In the world of Kubernetes, fine-tuning pod placement is an art form. In this post I’d like to show which features Kubernetes provides in order to make sure a pod does (not) run on a certain node. Using affinity, tolerations and taints, a Kubernetes operator has precise control over the resource allocation, performance and availability.
Tainting a Kubernetes node, what’s that?!
Tainting a Kubernetes node means applying a “taint” to the node. No, this does not mean you grab some mud and smear it on the node. Instead, tainting a node in Kubernetes discourages the scheduler from placing pods on that node unless those pods have a corresponding toleration.
These taints can be used to set restrictions on specific types of workloads that can be scheduled on specific nodes. There are a couple of reasons why a Kubernetes operator would want to apply taints, such as dedicating nodes to specific workloads, reserving nodes for critical tasks or to prevent certain pods from running on specific nodes.
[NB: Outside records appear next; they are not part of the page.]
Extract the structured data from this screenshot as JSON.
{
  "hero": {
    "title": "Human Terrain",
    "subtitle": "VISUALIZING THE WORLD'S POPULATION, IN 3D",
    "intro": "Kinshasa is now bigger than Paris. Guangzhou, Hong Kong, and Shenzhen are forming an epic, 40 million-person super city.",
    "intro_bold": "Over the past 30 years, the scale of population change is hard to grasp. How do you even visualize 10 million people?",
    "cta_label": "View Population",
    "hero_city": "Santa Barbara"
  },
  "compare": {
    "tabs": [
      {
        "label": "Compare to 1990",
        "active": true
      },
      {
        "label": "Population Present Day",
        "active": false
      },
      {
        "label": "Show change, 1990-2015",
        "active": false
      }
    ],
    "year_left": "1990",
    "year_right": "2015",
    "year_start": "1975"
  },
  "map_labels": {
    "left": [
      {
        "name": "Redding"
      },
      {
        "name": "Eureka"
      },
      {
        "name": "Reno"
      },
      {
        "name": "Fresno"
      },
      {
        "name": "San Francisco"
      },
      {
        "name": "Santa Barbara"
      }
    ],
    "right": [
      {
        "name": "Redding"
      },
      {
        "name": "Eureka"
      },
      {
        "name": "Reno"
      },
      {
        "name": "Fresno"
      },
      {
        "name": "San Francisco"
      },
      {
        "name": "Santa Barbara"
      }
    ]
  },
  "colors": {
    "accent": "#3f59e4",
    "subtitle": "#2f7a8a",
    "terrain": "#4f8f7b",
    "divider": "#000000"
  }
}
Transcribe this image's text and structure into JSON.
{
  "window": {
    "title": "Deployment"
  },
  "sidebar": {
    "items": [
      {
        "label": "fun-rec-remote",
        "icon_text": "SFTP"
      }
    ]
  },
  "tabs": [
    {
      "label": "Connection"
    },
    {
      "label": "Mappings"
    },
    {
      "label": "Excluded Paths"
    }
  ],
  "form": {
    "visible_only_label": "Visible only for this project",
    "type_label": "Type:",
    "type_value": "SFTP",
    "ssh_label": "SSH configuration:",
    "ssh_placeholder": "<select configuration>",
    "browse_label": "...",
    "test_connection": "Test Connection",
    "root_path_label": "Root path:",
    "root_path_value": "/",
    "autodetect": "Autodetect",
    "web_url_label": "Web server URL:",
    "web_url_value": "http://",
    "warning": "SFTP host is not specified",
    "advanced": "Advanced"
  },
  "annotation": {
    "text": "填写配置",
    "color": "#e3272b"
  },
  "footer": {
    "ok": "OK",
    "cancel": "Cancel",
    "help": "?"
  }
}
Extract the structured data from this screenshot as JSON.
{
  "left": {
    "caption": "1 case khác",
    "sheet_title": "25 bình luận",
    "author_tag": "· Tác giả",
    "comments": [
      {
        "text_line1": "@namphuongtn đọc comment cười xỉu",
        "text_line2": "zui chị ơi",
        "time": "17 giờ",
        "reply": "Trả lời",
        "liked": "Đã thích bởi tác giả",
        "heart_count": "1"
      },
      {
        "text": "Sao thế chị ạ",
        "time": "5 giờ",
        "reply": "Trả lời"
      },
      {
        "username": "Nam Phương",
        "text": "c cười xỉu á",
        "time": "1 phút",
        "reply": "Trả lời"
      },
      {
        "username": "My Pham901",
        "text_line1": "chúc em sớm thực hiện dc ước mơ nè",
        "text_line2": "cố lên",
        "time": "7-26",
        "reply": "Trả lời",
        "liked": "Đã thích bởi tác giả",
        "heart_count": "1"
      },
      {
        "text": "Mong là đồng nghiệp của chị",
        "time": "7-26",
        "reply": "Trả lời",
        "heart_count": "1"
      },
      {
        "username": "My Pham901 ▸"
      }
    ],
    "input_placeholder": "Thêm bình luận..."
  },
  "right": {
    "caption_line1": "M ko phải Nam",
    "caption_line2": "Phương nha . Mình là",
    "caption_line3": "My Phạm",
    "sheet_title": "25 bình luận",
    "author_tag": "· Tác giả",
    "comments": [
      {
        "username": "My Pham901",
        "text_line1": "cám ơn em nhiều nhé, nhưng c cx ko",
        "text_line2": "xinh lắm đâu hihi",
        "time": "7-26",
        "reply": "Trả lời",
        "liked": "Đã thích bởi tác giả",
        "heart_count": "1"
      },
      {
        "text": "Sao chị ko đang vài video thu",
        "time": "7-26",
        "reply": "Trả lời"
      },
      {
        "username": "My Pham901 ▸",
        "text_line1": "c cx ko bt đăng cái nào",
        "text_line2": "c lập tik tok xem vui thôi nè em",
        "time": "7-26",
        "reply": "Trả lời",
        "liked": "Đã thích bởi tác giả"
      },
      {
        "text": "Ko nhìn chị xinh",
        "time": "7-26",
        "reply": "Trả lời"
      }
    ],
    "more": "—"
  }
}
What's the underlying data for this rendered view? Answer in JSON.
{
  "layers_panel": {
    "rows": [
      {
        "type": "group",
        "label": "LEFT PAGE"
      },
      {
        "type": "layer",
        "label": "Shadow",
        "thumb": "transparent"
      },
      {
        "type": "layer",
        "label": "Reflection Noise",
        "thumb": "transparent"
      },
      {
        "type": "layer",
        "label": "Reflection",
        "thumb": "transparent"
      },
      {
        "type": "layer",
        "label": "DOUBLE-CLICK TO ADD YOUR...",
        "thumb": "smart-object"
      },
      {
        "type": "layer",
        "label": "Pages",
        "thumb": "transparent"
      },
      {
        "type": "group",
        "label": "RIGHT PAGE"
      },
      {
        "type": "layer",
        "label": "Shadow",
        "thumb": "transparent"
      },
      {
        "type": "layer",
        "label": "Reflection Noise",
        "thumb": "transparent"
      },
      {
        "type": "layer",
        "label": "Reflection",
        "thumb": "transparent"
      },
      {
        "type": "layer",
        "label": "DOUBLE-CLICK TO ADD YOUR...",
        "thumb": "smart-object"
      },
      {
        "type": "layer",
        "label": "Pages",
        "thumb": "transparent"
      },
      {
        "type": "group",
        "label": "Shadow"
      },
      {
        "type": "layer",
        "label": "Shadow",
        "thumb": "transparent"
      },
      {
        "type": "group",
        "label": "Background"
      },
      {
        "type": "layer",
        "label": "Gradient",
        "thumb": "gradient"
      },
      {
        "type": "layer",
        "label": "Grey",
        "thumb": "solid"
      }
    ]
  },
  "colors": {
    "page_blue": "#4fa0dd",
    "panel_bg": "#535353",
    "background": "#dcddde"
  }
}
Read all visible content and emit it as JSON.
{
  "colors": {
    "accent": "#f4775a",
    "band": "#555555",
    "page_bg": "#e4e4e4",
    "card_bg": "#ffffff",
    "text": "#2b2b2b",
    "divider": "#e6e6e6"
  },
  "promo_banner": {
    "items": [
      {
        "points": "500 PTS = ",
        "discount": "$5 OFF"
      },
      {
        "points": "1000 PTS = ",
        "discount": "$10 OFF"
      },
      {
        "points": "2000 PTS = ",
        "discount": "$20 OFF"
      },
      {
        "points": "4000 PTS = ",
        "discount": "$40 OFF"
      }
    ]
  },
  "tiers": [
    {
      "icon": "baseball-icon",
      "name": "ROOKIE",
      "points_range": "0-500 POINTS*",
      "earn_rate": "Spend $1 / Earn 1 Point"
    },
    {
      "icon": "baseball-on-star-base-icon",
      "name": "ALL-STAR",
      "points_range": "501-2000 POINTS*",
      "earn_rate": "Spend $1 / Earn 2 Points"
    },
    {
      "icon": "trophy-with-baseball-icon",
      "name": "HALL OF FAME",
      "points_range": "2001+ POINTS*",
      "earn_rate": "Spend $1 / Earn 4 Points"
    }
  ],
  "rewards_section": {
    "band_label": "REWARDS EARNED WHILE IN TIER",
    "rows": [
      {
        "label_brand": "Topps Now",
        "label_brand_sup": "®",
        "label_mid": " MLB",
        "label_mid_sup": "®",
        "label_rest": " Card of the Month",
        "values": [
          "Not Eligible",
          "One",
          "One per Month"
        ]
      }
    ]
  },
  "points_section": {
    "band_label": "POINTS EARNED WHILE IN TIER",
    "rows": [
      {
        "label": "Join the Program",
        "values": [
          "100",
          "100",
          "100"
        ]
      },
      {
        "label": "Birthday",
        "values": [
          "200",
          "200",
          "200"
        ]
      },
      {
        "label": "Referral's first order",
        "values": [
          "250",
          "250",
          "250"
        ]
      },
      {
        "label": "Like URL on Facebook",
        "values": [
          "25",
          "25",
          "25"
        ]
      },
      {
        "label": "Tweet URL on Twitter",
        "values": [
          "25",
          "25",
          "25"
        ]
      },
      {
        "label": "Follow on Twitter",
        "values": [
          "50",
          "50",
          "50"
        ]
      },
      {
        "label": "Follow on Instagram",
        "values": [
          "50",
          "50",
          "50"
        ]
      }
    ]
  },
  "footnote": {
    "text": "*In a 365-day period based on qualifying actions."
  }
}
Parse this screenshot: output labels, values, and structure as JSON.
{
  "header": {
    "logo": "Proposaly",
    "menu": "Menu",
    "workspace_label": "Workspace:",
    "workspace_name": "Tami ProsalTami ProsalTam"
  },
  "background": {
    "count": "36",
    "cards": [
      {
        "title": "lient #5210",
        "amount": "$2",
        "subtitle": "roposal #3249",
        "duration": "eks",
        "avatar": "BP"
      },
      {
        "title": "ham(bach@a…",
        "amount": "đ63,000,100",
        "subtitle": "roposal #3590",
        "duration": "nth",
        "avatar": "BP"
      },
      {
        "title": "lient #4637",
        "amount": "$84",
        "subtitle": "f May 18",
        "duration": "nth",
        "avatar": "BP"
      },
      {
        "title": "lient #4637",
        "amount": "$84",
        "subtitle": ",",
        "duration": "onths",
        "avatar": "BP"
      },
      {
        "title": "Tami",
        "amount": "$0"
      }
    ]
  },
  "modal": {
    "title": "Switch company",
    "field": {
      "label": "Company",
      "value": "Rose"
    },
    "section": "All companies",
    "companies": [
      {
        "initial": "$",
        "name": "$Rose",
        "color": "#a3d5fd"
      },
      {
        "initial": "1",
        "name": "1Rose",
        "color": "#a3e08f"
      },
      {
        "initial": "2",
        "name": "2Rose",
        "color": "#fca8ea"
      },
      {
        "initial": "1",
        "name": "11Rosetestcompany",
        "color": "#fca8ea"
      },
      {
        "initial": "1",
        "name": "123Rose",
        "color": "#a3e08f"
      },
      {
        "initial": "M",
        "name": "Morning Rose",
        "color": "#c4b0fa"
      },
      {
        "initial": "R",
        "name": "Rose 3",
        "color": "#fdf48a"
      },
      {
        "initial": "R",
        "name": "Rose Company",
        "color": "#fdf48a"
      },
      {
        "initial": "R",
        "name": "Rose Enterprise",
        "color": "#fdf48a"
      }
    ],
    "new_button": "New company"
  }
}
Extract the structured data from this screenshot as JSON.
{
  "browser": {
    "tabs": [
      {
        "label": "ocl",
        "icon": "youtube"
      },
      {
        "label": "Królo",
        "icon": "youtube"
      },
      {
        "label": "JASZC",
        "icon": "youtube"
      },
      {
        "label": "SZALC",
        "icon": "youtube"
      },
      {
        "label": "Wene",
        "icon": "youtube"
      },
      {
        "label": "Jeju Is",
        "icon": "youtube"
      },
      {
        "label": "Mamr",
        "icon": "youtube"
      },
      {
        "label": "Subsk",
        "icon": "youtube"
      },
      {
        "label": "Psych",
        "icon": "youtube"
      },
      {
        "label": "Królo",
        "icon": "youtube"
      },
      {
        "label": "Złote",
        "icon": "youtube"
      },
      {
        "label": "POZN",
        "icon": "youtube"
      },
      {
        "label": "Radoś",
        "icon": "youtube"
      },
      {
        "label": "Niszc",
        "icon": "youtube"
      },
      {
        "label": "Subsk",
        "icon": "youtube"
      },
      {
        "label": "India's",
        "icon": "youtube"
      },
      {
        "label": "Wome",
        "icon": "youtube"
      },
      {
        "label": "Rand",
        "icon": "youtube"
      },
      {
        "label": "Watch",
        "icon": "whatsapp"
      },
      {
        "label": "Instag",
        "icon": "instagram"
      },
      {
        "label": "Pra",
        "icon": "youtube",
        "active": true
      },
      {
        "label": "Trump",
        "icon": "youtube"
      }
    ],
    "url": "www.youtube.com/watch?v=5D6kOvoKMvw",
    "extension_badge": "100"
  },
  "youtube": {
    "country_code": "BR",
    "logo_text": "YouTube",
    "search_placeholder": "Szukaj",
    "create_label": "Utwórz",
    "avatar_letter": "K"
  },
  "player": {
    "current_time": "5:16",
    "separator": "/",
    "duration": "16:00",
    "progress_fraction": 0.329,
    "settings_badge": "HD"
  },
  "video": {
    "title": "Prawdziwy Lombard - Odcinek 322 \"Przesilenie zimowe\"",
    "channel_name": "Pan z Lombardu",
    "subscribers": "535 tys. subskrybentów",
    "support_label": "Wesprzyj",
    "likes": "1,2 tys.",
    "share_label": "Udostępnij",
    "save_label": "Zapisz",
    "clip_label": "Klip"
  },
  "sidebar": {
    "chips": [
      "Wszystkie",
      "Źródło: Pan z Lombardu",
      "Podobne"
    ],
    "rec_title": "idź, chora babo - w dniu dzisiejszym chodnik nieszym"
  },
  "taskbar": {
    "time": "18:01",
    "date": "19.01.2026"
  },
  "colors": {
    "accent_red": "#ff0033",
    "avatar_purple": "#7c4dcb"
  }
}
You can taint a Kubernetes node using the
kubectl taint command or by manually modifying the node’s YAML configuration. The
kubectl taint command is structured as follows:
kubectl taint nodes <node_name> <taint_key>=<taint_value>:<taint_effect>
- node_name: this one is pretty self-explanatory, it’s the name of the node you want to taint.
- taint_key: this should be the name of the taint, for example “gpu”.
- taint_value: using this parameter you can set an optional value for the taint, for example “true”.
- taint_effect: this parameter defines the effect of the taint, there are 3 possible values:
- NoSchedule: prevent new pods from being scheduled on the tainted node.
- PreferNoSchedule: suggests that new pod should avoid being scheduled on the tainted node.
- NoExecute: removes existing pods from running on the node if they don’t have a toleration for the taint.
If you want to manually edit the node’s configuration, you can add a “taints” list to the “spec” section in your Kubernetes manifest. I’ve added an example below.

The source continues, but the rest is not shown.